Your shoulders probably hurt from your elbows flaring out.
This was my first lesson on the importance of proper form. I watched more tutorial videos, and my form was improving at the end of this conference trip.
Bicep curls isn't the only exercise in which I had problems with the form. Although I watched videos before doing an exercise, I have been too eager to add more plates, and as a result, the range of motion was reduced and the exercise became less effective. Here I would like to thank Chris and Spyros for pointing out my mistakes when spotted in my videos.
In summer 2016, I started a quest of going to the gym for 40 consecutive days. I would train a different body part on each day, and do two or three exercises targeting this body part. I had a chest day, a bicep day, a triceps day, a back day, a quad day, a hamstring day, a calf day. I found I was missing a shoulder day, so I went for a few overhead presses, upright rows, and lying low pulley lateral raises.
Then I received a suggestion:
I could not find any information on what a "phalanges day" is, but the definition of "phalanges" is clear:
The phalanges are the bones that make up the fingers of the hand and the toes of the foot.
So I selected a few exercises related to fingers and toes, and had my first #PhalangesDay on Sep 09, 2016. My phalanges day exercises include: wrist curl, finger extension, finger cable pull (invented by me), toe press.

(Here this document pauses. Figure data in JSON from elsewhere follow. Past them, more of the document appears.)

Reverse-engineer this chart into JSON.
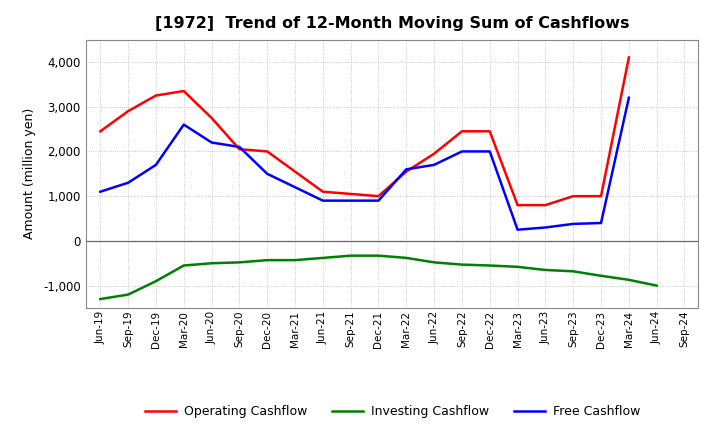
{
  "title": "[1972]  Trend of 12-Month Moving Sum of Cashflows",
  "ylabel": "Amount (million yen)",
  "x_labels": [
    "Jun-19",
    "Sep-19",
    "Dec-19",
    "Mar-20",
    "Jun-20",
    "Sep-20",
    "Dec-20",
    "Mar-21",
    "Jun-21",
    "Sep-21",
    "Dec-21",
    "Mar-22",
    "Jun-22",
    "Sep-22",
    "Dec-22",
    "Mar-23",
    "Jun-23",
    "Sep-23",
    "Dec-23",
    "Mar-24",
    "Jun-24",
    "Sep-24"
  ],
  "operating": [
    2450,
    2900,
    3250,
    3350,
    2750,
    2050,
    2000,
    1550,
    1100,
    1050,
    1000,
    1550,
    1950,
    2450,
    2450,
    800,
    800,
    1000,
    1000,
    4100,
    null,
    null
  ],
  "investing": [
    -1300,
    -1200,
    -900,
    -550,
    -500,
    -480,
    -430,
    -430,
    -380,
    -330,
    -330,
    -380,
    -480,
    -530,
    -550,
    -580,
    -650,
    -680,
    -780,
    -870,
    -1000,
    null
  ],
  "free": [
    1100,
    1300,
    1700,
    2600,
    2200,
    2100,
    1500,
    1200,
    900,
    900,
    900,
    1600,
    1700,
    2000,
    2000,
    250,
    300,
    380,
    400,
    3200,
    null,
    null
  ],
  "operating_color": "#ff0000",
  "investing_color": "#008000",
  "free_color": "#0000ff",
  "ylim": [
    -1500,
    4500
  ],
  "yticks": [
    -1000,
    0,
    1000,
    2000,
    3000,
    4000
  ],
  "background_color": "#ffffff",
  "grid_color": "#bbbbbb",
  "legend_labels": [
    "Operating Cashflow",
    "Investing Cashflow",
    "Free Cashflow"
  ],
  "linewidth": 1.8
}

These exercises are slightly useful. Each of my fingers was able to pull a cable at 10lb resistence when I started, and now my little fingers can pull 20lb while my eight other fingers can pull up to 30lb cable.
To this day, I still do not know whether "phalanges day" is a real thing, or if Daniel pranked me.
Unlike many people, my favorite day at the gym is #LegDay. I would do squats, dead lifts, calf raises, and more. I even bought a shiny new outfit for leg day.
I never skipped a leg day since I started them. However, my liking for leg day wasn't well perceived. I once wrote "#LegDay every week" on a poster board. After several days, someone changed it to "#LegDay every month" and then "#LegDay every year".
Leg day eventually made onto the big screen when I was awarded my PhD degree at College of Science commencement. Nobody could change my message this time.
Every leg day, or any other heavy lifts, comes with Delayed Onset Muscle Soreness (DOMS). During my attempt on a 40-day streak in summer 2016, I had one or two sore body parts almost every day. On the 30th day, DOMS finally got me to the point that I no longer had a body part that could be trained.
I still went to the gym on that day. Instead of a lifting day, I had a massage day. Following a YouTube playlist, I used a foam roller to massage all over my body. It was immensely helpful that I could resume training the next day. I eventually extended the streak to 60 consecutive days before I had to stop.
It has been more than 1000 days since I started. I used to wear M-size shirts, and now I can fit in S-size shirts. I lifted heavy iron weights, and gained considerable muscles. My body definitely looks different from three years ago.